Retrieve entire node embedding from minibatch training

chinghen · March 17, 2023, 7:05pm

Hi I am doing minibatch training on my own dataset. I am following this tutorial:
https://docs.dgl.ai/en/1.0.x/guide/minibatch-link.html

but I need the node embeddings for all the nodes in the entire graph.

For traditional link prediction task with global training, for example, this tutorial:
https://docs.dgl.ai/en/0.8.x/guide/training-link.html
we can use the following

node_embeddings = model.sage(graph, node_features)

But in minibatch training, model.sage takes (blocks, feature) instead of (graph, feature). I think I have to do something like node_embedding = model.sage(blocks, feature) where, this time, blocks = [blocks[0], blocks[1]] and blocks[0] and blocks[1] are from the entire graph. We convert the entire graph to appropriate blocks and feed to the forward function of sage.

Does that make sense? If it makes sense, how do I convert g (the entire graph) to the appropriate blocks. If not, how can I get the the embeddings for every node in g. What I did was something like:

    def forward(self, blocks, x, global_item_embedding_dic, global_user_embedding_dic, epoc_count):
        x = self.conv1(blocks[0], x)
        x = {k: F.relu(v) for k, v in x.items()}
        x = self.conv2(blocks[1], x)
        
        if epoc_count == num_epoch - 1:
            item_emb = x['item'].detach().numpy().tolist()
            user_emb = x['user'].detach().numpy().tolist()
            item_id_list = list(blocks[1].dstnodes['item'].data[dgl.NID].numpy())
            user_id_list = list(blocks[1].dstnodes['user'].data[dgl.NID].numpy())
            
            for iid, emb in zip(item_id_list, item_emb):
                global_item_embedding_dic[iid] = emb
            
            for uid, emb in zip(user_id_list, user_emb):
                global_user_embedding_dic[uid] = emb
        return x, global_item_embedding_dic, global_user_embedding_dic

item_tuple_list = [ (k,v) for k,v in global_item_embedding_dic.items()]
item_tuple_list = sorted(item_tuple_list)
item_tuple_list = [v for (k,v) in item_tuple_list]
item_feat_tensor = torch.FloatTensor(item_tuple_list)

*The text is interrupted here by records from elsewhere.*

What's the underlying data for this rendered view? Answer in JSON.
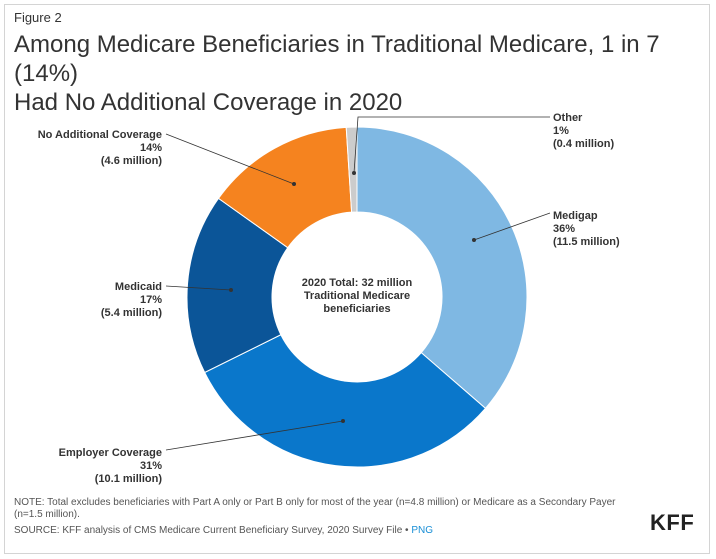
{
  "figure_label": "Figure 2",
  "title_line1": "Among Medicare Beneficiaries in Traditional Medicare, 1 in 7 (14%)",
  "title_line2": "Had No Additional Coverage in 2020",
  "center_text": [
    "2020 Total: 32 million",
    "Traditional Medicare",
    "beneficiaries"
  ],
  "note": "NOTE: Total excludes beneficiaries with Part A only or Part B only for most of the year (n=4.8 million) or Medicare as a Secondary Payer (n=1.5 million).",
  "source_prefix": "SOURCE: KFF analysis of CMS Medicare Current Beneficiary Survey, 2020 Survey File • ",
  "source_link": "PNG",
  "logo": "KFF",
  "chart_data": {
    "type": "pie",
    "donut": true,
    "title": "Among Medicare Beneficiaries in Traditional Medicare, 1 in 7 (14%) Had No Additional Coverage in 2020",
    "slices": [
      {
        "label": "Medigap",
        "percent": 36,
        "percent_text": "36%",
        "value_text": "(11.5 million)",
        "value_millions": 11.5,
        "color": "#7fb8e3"
      },
      {
        "label": "Employer Coverage",
        "percent": 31,
        "percent_text": "31%",
        "value_text": "(10.1 million)",
        "value_millions": 10.1,
        "color": "#0a77cb"
      },
      {
        "label": "Medicaid",
        "percent": 17,
        "percent_text": "17%",
        "value_text": "(5.4 million)",
        "value_millions": 5.4,
        "color": "#0b5598"
      },
      {
        "label": "No Additional Coverage",
        "percent": 14,
        "percent_text": "14%",
        "value_text": "(4.6 million)",
        "value_millions": 4.6,
        "color": "#f5831f"
      },
      {
        "label": "Other",
        "percent": 1,
        "percent_text": "1%",
        "value_text": "(0.4 million)",
        "value_millions": 0.4,
        "color": "#cccccc"
      }
    ]
  }
}
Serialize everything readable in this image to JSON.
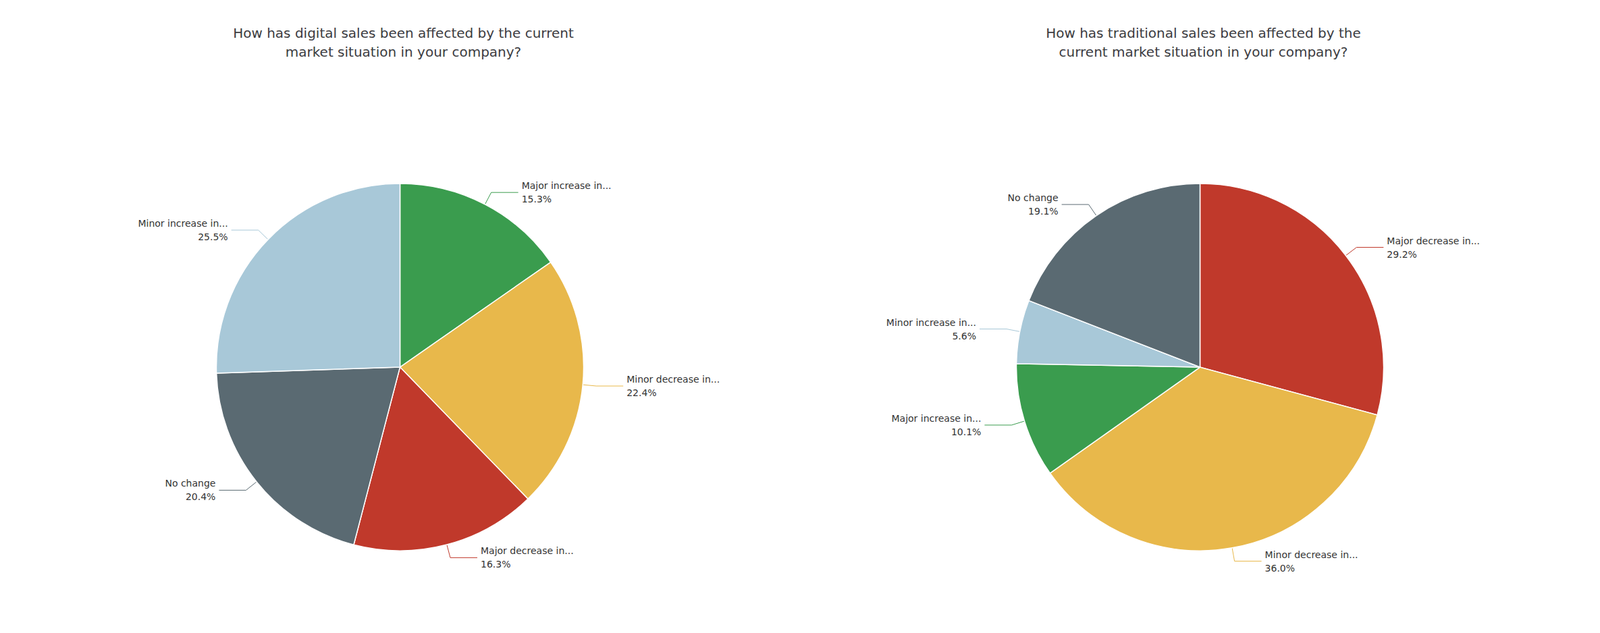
{
  "chart_data": [
    {
      "type": "pie",
      "title": "How has digital sales been affected by the current\nmarket situation in your company?",
      "categories": [
        "Major increase in...",
        "Minor decrease in...",
        "Major decrease in...",
        "No change",
        "Minor increase in..."
      ],
      "values": [
        15.3,
        22.4,
        16.3,
        20.4,
        25.5
      ],
      "value_labels": [
        "15.3%",
        "22.4%",
        "16.3%",
        "20.4%",
        "25.5%"
      ],
      "colors": [
        "#3a9c4e",
        "#e8b84b",
        "#c0392b",
        "#5a6a72",
        "#a8c8d8"
      ],
      "data_labels": true
    },
    {
      "type": "pie",
      "title": "How has traditional sales been affected by the\ncurrent market situation in your company?",
      "categories": [
        "Major decrease in...",
        "Minor decrease in...",
        "Major increase in...",
        "Minor increase in...",
        "No change"
      ],
      "values": [
        29.2,
        36.0,
        10.1,
        5.6,
        19.1
      ],
      "value_labels": [
        "29.2%",
        "36.0%",
        "10.1%",
        "5.6%",
        "19.1%"
      ],
      "colors": [
        "#c0392b",
        "#e8b84b",
        "#3a9c4e",
        "#a8c8d8",
        "#5a6a72"
      ],
      "data_labels": true
    }
  ]
}
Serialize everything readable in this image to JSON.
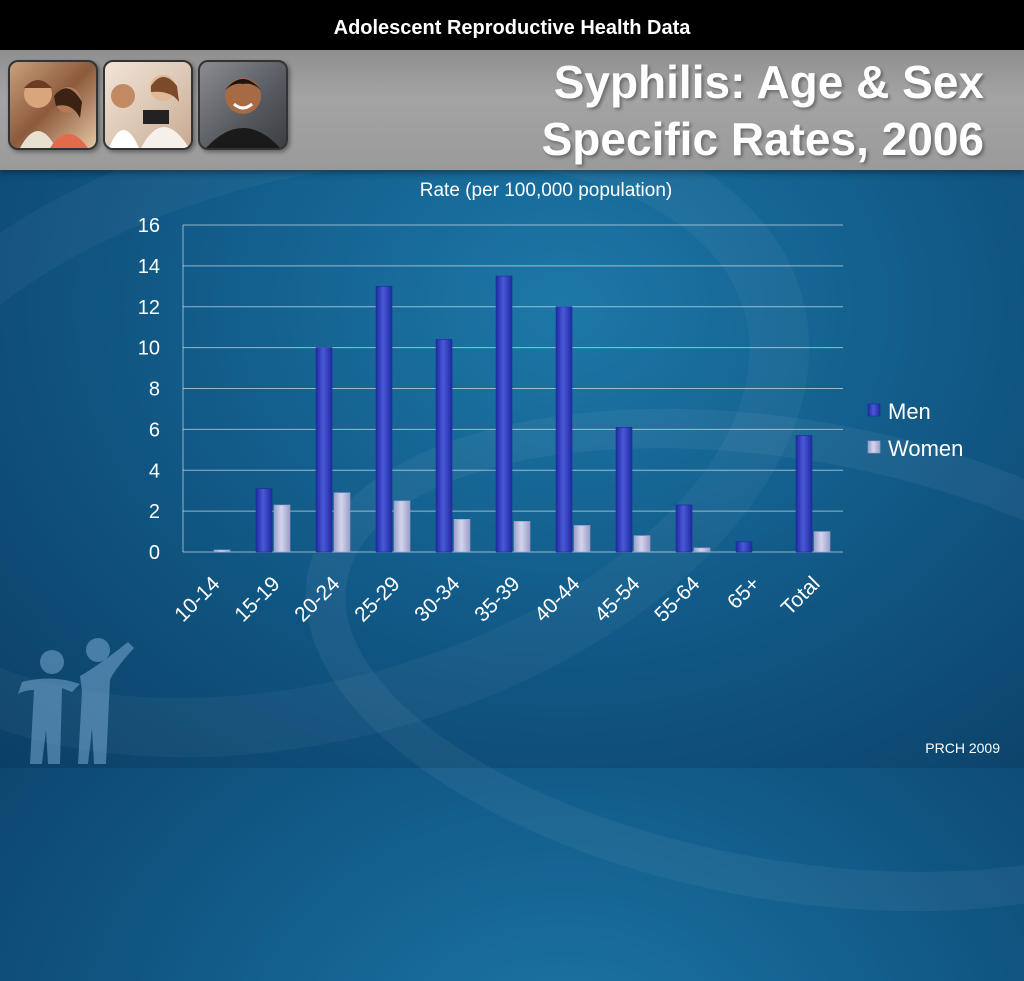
{
  "topbar": {
    "title": "Adolescent Reproductive Health Data"
  },
  "header": {
    "title_line1": "Syphilis: Age & Sex",
    "title_line2": "Specific Rates, 2006"
  },
  "footer": {
    "credit": "PRCH 2009"
  },
  "colors": {
    "men": "#1e2a9e",
    "women": "#9a9ec8",
    "header_bg": "#9a9a9a",
    "background": "#125c8a"
  },
  "icons": {
    "logo": "family-figures-icon",
    "photos": [
      "teen-couple-photo",
      "teen-weighing-photo",
      "teen-boy-photo"
    ]
  },
  "chart_data": {
    "type": "bar",
    "title": "Rate (per 100,000 population)",
    "categories": [
      "10-14",
      "15-19",
      "20-24",
      "25-29",
      "30-34",
      "35-39",
      "40-44",
      "45-54",
      "55-64",
      "65+",
      "Total"
    ],
    "series": [
      {
        "name": "Men",
        "values": [
          0,
          3.1,
          10,
          13,
          10.4,
          13.5,
          12,
          6.1,
          2.3,
          0.5,
          5.7
        ]
      },
      {
        "name": "Women",
        "values": [
          0.1,
          2.3,
          2.9,
          2.5,
          1.6,
          1.5,
          1.3,
          0.8,
          0.2,
          0,
          1.0
        ]
      }
    ],
    "ylim": [
      0,
      16
    ],
    "yticks": [
      0,
      2,
      4,
      6,
      8,
      10,
      12,
      14,
      16
    ],
    "grid": true,
    "legend": "right"
  }
}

user_tuple_list = [ (k,v) for k,v in global_user_embedding_dic.items()]
user_tuple_list = sorted(user_tuple_list)
user_tuple_list = [v for (k,v) in user_tuple_list]
user_feat_tensor = torch.FloatTensor(user_tuple_list)
node_embeddings = {'user':user_feat_tensor, 'item':item_feat_tensor}

In each minibatch in the final epoc, I use global dictionary and update embedding for each node, and eventually sort the features to get a 2*2 tensor for final embeddings.

Please share some thoughts, thanks in advance!

minjie · March 21, 2023, 6:13am

Hi, in mini-batch training, each iteration computes a subset of node embeddings, so to retrieve the entire node embedding, you need to maintain a list, append the embeddings computed at each iteration, and concatenate them all at the end. Below is a pseudo code:

g = ...   # Graph data
model = ...  # GraphSAGE model 
all_node_ids = torch.arange(g.num_nodes())
dataloader = dgl.dataloading.DataLoader(
    g,
    all_node_ids,     # compute embeddings for all the nodes
    sampler,
    ...               # other arguments
    shuffle=False,    # remember to set this to False so you can just concatenate embeddings at the end
)  # Dataloader that generates 

all_embeddings = []
model.eval()
for blocks in dataloader:
    embed = model(blocks, ...)
    all_embeddings.append(embed)
# Concatenate them all
all_embeddings = torch.cat(all_embeddings)

system · April 20, 2023, 6:14am

This topic was automatically closed 30 days after the last reply. New replies are no longer allowed.